En este sentido, rechazaron las reuniones y conversatorios infructuosas y agobiantes sin aportes de solución, que algunos dirigentes y autoridades vienen realizando en el tratamiento del conflicto.

Cabe señalar que la Fabrica de Tejidos Maranganí, data del siglo pasado, cuenta con un prestigio ganado, cuyos productos en tejidos en lana de mantas, frazadas, etc., tienen presencia en el mercado nacional y extranjero.

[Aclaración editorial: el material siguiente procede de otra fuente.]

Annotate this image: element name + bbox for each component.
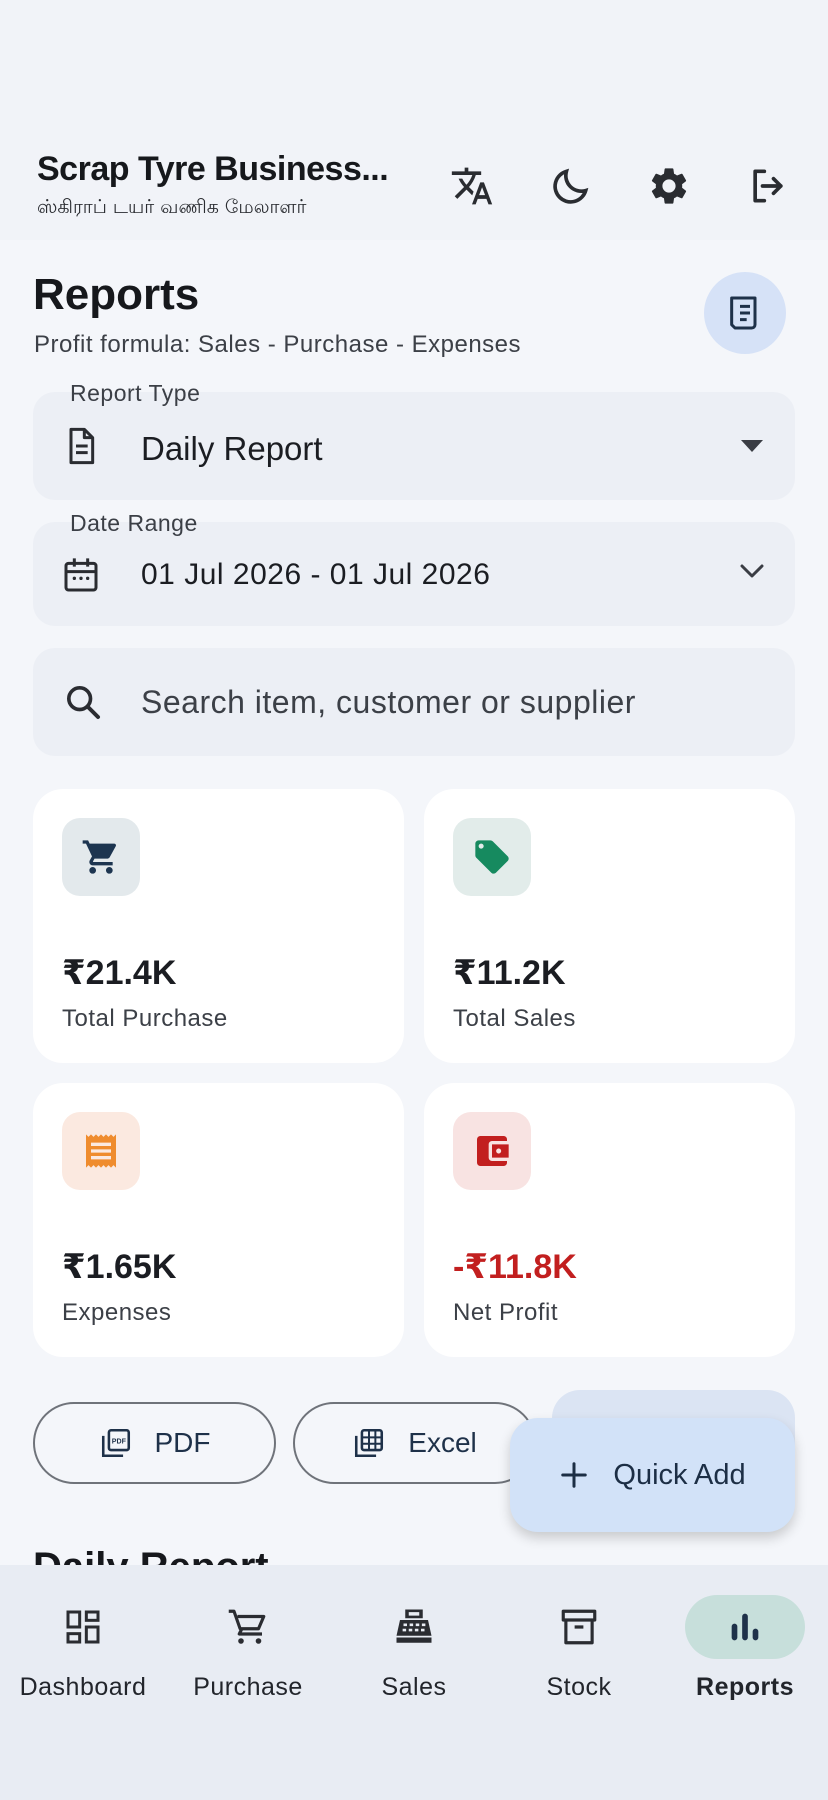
report-type-dropdown[interactable]: Daily Report bbox=[33, 392, 795, 500]
pdf-export-button[interactable]: PDF PDF bbox=[33, 1402, 276, 1484]
net-profit-card[interactable]: -₹11.8K Net Profit bbox=[424, 1083, 795, 1357]
settings-icon[interactable] bbox=[643, 160, 695, 212]
spreadsheet-icon bbox=[355, 1428, 384, 1458]
excel-export-button[interactable]: Excel bbox=[293, 1402, 536, 1484]
app-bar: Scrap Tyre Business... ஸ்கிராப் டயர் வணி… bbox=[0, 0, 828, 240]
card-label: Expenses bbox=[62, 1299, 172, 1326]
dashboard-icon bbox=[23, 1595, 143, 1659]
nav-item-stock[interactable]: Stock bbox=[496, 1565, 662, 1715]
search-input[interactable] bbox=[141, 678, 761, 726]
app-title: Scrap Tyre Business... bbox=[37, 150, 389, 188]
total-purchase-card[interactable]: ₹21.4K Total Purchase bbox=[33, 789, 404, 1063]
nav-item-dashboard[interactable]: Dashboard bbox=[0, 1565, 166, 1715]
card-amount: ₹1.65K bbox=[62, 1248, 177, 1286]
profit-formula-text: Profit formula: Sales - Purchase - Expen… bbox=[34, 331, 522, 358]
nav-label: Stock bbox=[546, 1673, 612, 1701]
dropdown-arrow-icon bbox=[739, 438, 765, 459]
cart-icon bbox=[188, 1595, 308, 1659]
card-label: Total Sales bbox=[453, 1005, 576, 1032]
card-label: Total Purchase bbox=[62, 1005, 228, 1032]
card-amount: ₹11.2K bbox=[453, 954, 566, 992]
expenses-card[interactable]: ₹1.65K Expenses bbox=[33, 1083, 404, 1357]
pdf-icon: PDF bbox=[101, 1428, 130, 1458]
plus-icon bbox=[561, 1462, 588, 1488]
translate-icon[interactable] bbox=[446, 160, 498, 212]
quick-add-button[interactable]: Quick Add bbox=[510, 1418, 795, 1532]
nav-label: Dashboard bbox=[19, 1673, 147, 1701]
nav-item-sales[interactable]: Sales bbox=[331, 1565, 497, 1715]
cart-icon bbox=[62, 818, 140, 896]
page-title: Reports bbox=[33, 270, 200, 319]
register-icon bbox=[354, 1595, 474, 1659]
calendar-icon bbox=[61, 554, 101, 601]
search-bar[interactable] bbox=[33, 648, 795, 756]
total-sales-card[interactable]: ₹11.2K Total Sales bbox=[424, 789, 795, 1063]
card-amount: -₹11.8K bbox=[453, 1248, 577, 1286]
receipt-long-icon bbox=[730, 296, 757, 330]
document-icon bbox=[61, 424, 101, 473]
pdf-label: PDF bbox=[154, 1427, 211, 1458]
bottom-navigation: Dashboard Purchase Sales Stock Reports bbox=[0, 1565, 828, 1800]
wallet-icon bbox=[453, 1112, 531, 1190]
date-range-picker[interactable]: 01 Jul 2026 - 01 Jul 2026 bbox=[33, 522, 795, 626]
logout-icon[interactable] bbox=[742, 160, 794, 212]
nav-item-purchase[interactable]: Purchase bbox=[165, 1565, 331, 1715]
date-range-value: 01 Jul 2026 - 01 Jul 2026 bbox=[141, 558, 491, 591]
quick-add-label: Quick Add bbox=[613, 1458, 746, 1491]
report-type-label: Report Type bbox=[70, 380, 201, 406]
nav-label: Reports bbox=[696, 1673, 794, 1701]
archive-icon bbox=[519, 1595, 639, 1659]
card-label: Net Profit bbox=[453, 1299, 559, 1326]
receipt-icon bbox=[62, 1112, 140, 1190]
nav-label: Sales bbox=[381, 1673, 447, 1701]
nav-label: Purchase bbox=[193, 1673, 303, 1701]
date-range-label: Date Range bbox=[70, 510, 198, 536]
search-icon bbox=[63, 682, 103, 727]
bar-chart-icon bbox=[685, 1595, 805, 1659]
card-amount: ₹21.4K bbox=[62, 954, 177, 992]
svg-text:PDF: PDF bbox=[111, 1438, 126, 1446]
chevron-down-icon bbox=[739, 562, 765, 587]
excel-label: Excel bbox=[408, 1427, 477, 1458]
dark-mode-icon[interactable] bbox=[545, 160, 597, 212]
nav-item-reports[interactable]: Reports bbox=[662, 1565, 828, 1715]
report-type-value: Daily Report bbox=[141, 430, 323, 467]
tag-icon bbox=[453, 818, 531, 896]
report-receipt-button[interactable] bbox=[704, 272, 786, 354]
app-subtitle: ஸ்கிராப் டயர் வணிக மேலாளர் bbox=[37, 196, 307, 218]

Sin embargo, al interior de la Fabrica, los trabajadores enfrentan un largo litigio judicial con los representantes, encabezado por Eduardo Ipince Braschi, Accionista mayoritario y preside el Directorio de Master , Investments Group Inc., así mismo la Fábrica de Tejidos Marangani S.A. y la Central Hidroeléctrica de Langui S.A.

Eduardo Ipince enfrenta diversos cargos al estado peruano y a los trabajadores por cuentas tributarias, desfalco, mala administración, adeudo a los trabajadores de la fabrica de tejidos Marangani por Compensación de Tiempo de Servicio CTS, por un monto calculado en US $ 2’000,000.00 (Dos millones de dólares).

Actualmente la administración de la fabrica de tejidos Maranganí, ha sido encargada judicialmente a los propios trabajadores, quienes han constituido una empresa propia, que les permite mantener su línea de producción y asegurar la estabilidad laboral de los trabajadores.

Por otro lado la Central Hidroeléctrica de Langui, cuyo patrimonio esta en disputa, es ofrecido por Ipince Braschi, como garantía para reflotar la fabrica, “para afrontar las acreencias si fuera necesario y seguir trabajando”, según su propia versión, en un blog publicado el 6 de enero de 2010.